SPXNDXDJIBTCETHOILGLD10YGOOGAAPLNVDATSLAMSFTMETASOLXRPLINKLTCDOTBNBSPXNDXDJIBTCETHOILGLD10YGOOGAAPLNVDATSLAMSFTMETASOLXRPLINKLTCDOTBNB
Home AI

Marvell Stock Surges 33% After Nvidia CEO Jensen Huang Calls It the Next Trillion-Dollar Company

Marvell Technology added $60 billion in market value in a single trading session on Monday after Nvidia CEO Jensen Huang pointed at the company onstage at…

Marvell Technology and Nvidia logos with MRVL ticker chip showing 33 percent stock surge on dark blue dashboard background

Marvell Technology added $60 billion in market value in a single trading session on Monday after Nvidia CEO Jensen Huang pointed at the company onstage at Computex in Taipei and declared it “the next trillion-dollar company.” It was the biggest one-day percentage gain in Marvell’s history, and it signals just how much a single endorsement from the most powerful figure in AI infrastructure can reshape the semiconductor landscape overnight.

What Jensen Huang Actually Said

The moment came during a joint appearance with Marvell CEO Matthew Murphy at Computex Week. Huang was not hedging or speaking in hypotheticals. He told the audience directly that Marvell’s networking and connectivity chips are essential to the data centers where AI workloads are distributed across thousands of interconnected processors, and that the company’s trajectory puts it on a path to a trillion-dollar valuation.

Nvidia recently backed those words with capital: the company invested $2 billion in Marvell and other firms developing photonic interconnect technology, which is critical for moving data at the speeds AI training clusters demand. That is not a casual endorsement. That is a strategic bet from the company that designs the GPUs those clusters run on.

The Numbers Behind the Move

Marvell shares closed up 32.52% on June 2, adding roughly $60 billion in market capitalization in one session. The stock narrowly topped its previous record single-day gain set in May 2023. Trading volume surged to multiples of its 30-day average as institutional money piled in.

The market’s enthusiasm reflects a broader shift in how investors value the AI supply chain. Nvidia designs the processors, but those processors need to communicate, and that is where Marvell’s custom silicon for networking, switching, and optical interconnects becomes the connective tissue of every major hyperscaler’s AI infrastructure. Without the plumbing, the processors are just expensive heat sinks.
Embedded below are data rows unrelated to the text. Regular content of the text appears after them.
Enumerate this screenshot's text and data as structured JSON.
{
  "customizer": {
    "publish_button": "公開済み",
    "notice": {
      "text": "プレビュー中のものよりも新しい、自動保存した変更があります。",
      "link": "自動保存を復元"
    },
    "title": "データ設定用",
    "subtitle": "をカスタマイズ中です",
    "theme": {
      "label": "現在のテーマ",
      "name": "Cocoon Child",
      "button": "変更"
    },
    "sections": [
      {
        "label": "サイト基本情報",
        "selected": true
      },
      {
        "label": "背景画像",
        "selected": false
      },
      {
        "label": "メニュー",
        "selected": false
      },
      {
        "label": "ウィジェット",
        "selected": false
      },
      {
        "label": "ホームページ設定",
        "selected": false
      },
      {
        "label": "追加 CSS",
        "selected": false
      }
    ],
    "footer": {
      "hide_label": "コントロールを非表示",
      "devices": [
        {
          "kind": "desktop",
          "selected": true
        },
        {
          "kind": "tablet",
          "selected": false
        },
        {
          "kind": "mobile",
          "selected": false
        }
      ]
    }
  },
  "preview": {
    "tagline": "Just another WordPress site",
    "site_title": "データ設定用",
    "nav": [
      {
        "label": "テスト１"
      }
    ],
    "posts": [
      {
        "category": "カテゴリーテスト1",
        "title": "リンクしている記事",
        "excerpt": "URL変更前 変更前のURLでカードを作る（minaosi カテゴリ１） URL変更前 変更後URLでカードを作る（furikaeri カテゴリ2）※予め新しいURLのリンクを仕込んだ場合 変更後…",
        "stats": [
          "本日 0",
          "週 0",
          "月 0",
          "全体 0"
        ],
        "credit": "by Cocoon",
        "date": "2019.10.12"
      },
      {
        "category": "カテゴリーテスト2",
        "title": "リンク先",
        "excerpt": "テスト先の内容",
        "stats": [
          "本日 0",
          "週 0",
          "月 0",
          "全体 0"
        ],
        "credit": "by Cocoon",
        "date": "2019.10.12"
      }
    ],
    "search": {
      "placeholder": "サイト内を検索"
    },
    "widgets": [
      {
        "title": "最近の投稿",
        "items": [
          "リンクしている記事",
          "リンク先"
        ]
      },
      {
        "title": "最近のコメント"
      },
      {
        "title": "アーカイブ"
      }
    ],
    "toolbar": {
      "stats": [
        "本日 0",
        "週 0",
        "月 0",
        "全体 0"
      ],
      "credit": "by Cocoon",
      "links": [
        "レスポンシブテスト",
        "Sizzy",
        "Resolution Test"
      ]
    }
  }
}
Why This Matters Beyond One Day’s Trade

Huang’s endorsement does more than move a stock price. It positions Marvell alongside Broadcom as one of two companies Nvidia sees as critical partners in the next phase of AI infrastructure buildout, where the bottleneck is no longer compute but connectivity.

The S&P 500 closed above 7,600 for the first time on Monday, with chipmakers driving the latest leg higher. Marvell’s surge was the single largest contributor to the Nasdaq’s gains on the day, illustrating how concentrated the AI trade remains in a handful of semiconductor names.

The timing also matters. Nvidia unveiled the RTX Spark superchip at the same Computex event, signaling its push into personal computing with Arm-based processors. Huang is building Nvidia’s presence at every layer of the AI stack, from data center GPUs to PC chips, and he is publicly naming the companies he wants standing next to him at each layer. Being named by Jensen Huang is, at this point, the single most valuable endorsement in the semiconductor industry.

The Risk the Market Is Pricing In

At a trillion-dollar valuation, Marvell would be trading at roughly 40 times its projected revenue, a multiple that only makes sense if the AI infrastructure buildout accelerates from its current pace. The company’s custom silicon business is growing rapidly, but revenue still trails Broadcom’s by a wide margin, and the custom chip market is inherently lumpy: large design wins take quarters to ramp, and customer concentration is a structural risk.

Investors should also consider that Huang’s endorsement is strategic, not disinterested. Nvidia benefits directly from a strong Marvell because better networking means better utilization of Nvidia GPUs. The trillion-dollar call is as much about Nvidia’s own ecosystem as it is about Marvell’s standalone trajectory.

What Comes Next

The real test is whether Marvell’s next earnings cycle validates the market’s repricing. Custom silicon wins from hyperscalers like Amazon, Google, and Microsoft are the revenue line to watch. If those ramp on schedule, the trillion-dollar target starts to look less aspirational and more inevitable. If they slip, Monday’s 33% surge becomes a case study in how quickly momentum can reverse when narrative gets ahead of fundamentals.

For now, the market has made its bet. Jensen Huang said “trillion dollars” and $60 billion appeared. In the AI chip economy, that is how power works.